黒いドレスに身を包んだ、人形のように美しい少女だった。艶のある黒髪が背中までまっすぐに伸び、白い肌との対比が鮮やかだった。その彼女はただじっと、噴水から流れ落ちる水を、何の感情も浮かばない瞳で見つめていた。その姿は周囲の風景から切り離された一枚の絵画のようで、どこかこの世のものとは思えない儚さがあった。
彼女は、療養者の一人なのだろうか。
私は彼女の静寂を破ることを躊躇いながらも、ゆっくりと近づいていった。
私の足音に気づいたのか、少女はゆっくりと顔を上げた。
その瞳は、深い紫色をしていた。吸い込まれそうなほど深く、そして底が見えない。彼女の視線が私を捉えた。しかし、その瞳には何の感情も映らない。驚きも、警戒も、好奇心もない。ただ、そこにある物体を認識しているだけ、といった風だった。
私はどう声をかけるべきか迷い、数メートルの距離を置いたまま立ち尽くしてしまった。
少女は私を一瞥すると、すぐに興味を失ったように再び噴水へと視線を戻した。しかし、今度は水を眺めているのではない。彼女の視線は、水の向こう側、何もないはずの空間の一点をじっと見つめている。まるで、私には見えない誰かと対話でもしているかのように。
その姿を見た瞬間、私の背筋を冷たいものが走り抜けた。
彼女が見ているものは何だ?
この完璧で、静かで、そしてどこまでも不気味な館で、彼女は一体、何と向き合っているのだろうか。

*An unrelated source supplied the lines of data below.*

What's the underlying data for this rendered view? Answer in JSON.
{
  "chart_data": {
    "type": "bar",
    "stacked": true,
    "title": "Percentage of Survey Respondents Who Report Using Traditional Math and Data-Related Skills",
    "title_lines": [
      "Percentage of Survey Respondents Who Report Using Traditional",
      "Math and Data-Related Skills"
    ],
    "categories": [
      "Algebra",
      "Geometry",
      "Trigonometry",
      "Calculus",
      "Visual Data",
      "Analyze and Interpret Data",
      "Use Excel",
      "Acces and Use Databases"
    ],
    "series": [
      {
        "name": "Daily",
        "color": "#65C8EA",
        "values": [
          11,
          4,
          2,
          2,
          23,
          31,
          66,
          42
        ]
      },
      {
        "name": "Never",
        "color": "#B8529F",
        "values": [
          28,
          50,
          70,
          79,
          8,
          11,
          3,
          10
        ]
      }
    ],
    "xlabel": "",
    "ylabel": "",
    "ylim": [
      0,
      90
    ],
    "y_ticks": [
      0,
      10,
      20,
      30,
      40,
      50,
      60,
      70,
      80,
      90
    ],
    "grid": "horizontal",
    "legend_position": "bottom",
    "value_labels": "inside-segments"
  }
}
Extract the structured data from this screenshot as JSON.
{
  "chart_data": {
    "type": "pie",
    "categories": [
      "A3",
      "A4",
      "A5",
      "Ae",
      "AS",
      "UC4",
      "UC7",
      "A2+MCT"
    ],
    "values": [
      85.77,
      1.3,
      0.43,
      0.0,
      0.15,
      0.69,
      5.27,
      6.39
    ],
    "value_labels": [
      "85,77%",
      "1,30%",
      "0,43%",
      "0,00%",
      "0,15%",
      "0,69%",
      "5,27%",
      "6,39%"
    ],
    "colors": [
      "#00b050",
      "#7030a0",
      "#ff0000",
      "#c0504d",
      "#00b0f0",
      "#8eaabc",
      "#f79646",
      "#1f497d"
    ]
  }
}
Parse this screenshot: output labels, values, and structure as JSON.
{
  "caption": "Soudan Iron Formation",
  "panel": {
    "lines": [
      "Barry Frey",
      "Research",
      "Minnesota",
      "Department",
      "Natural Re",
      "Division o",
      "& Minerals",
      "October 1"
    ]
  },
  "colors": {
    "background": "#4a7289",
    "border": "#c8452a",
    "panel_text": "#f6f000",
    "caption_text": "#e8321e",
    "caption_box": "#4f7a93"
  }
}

私はその少女から目が離せなくなった。彼女の存在そのものが、この館が抱える深い闇を象徴しているように思えた。
彼女の名前は、リゼット。
なぜか、その名前を私は知っていた。エリアスとしての記憶が、またしても私の意識の隙間から顔を覗かせたのだ。
リゼット・ヴァレンシュタイン。
彼女こそが、この狂った世界の中心にいる。
何の根拠もない、直感。しかし、その確信は私の心を強く捉えて離さなかった。
私は、この少女について知らなければならない。それが、この長い白昼夢の謎を解く鍵になる。そう、強く感じていた。
風が吹き、彼女の黒髪を優しく揺らした。それでも彼女は微動だにせず、ただ虚空を見つめ続けている。その姿は、まるで美しい石像のようだった。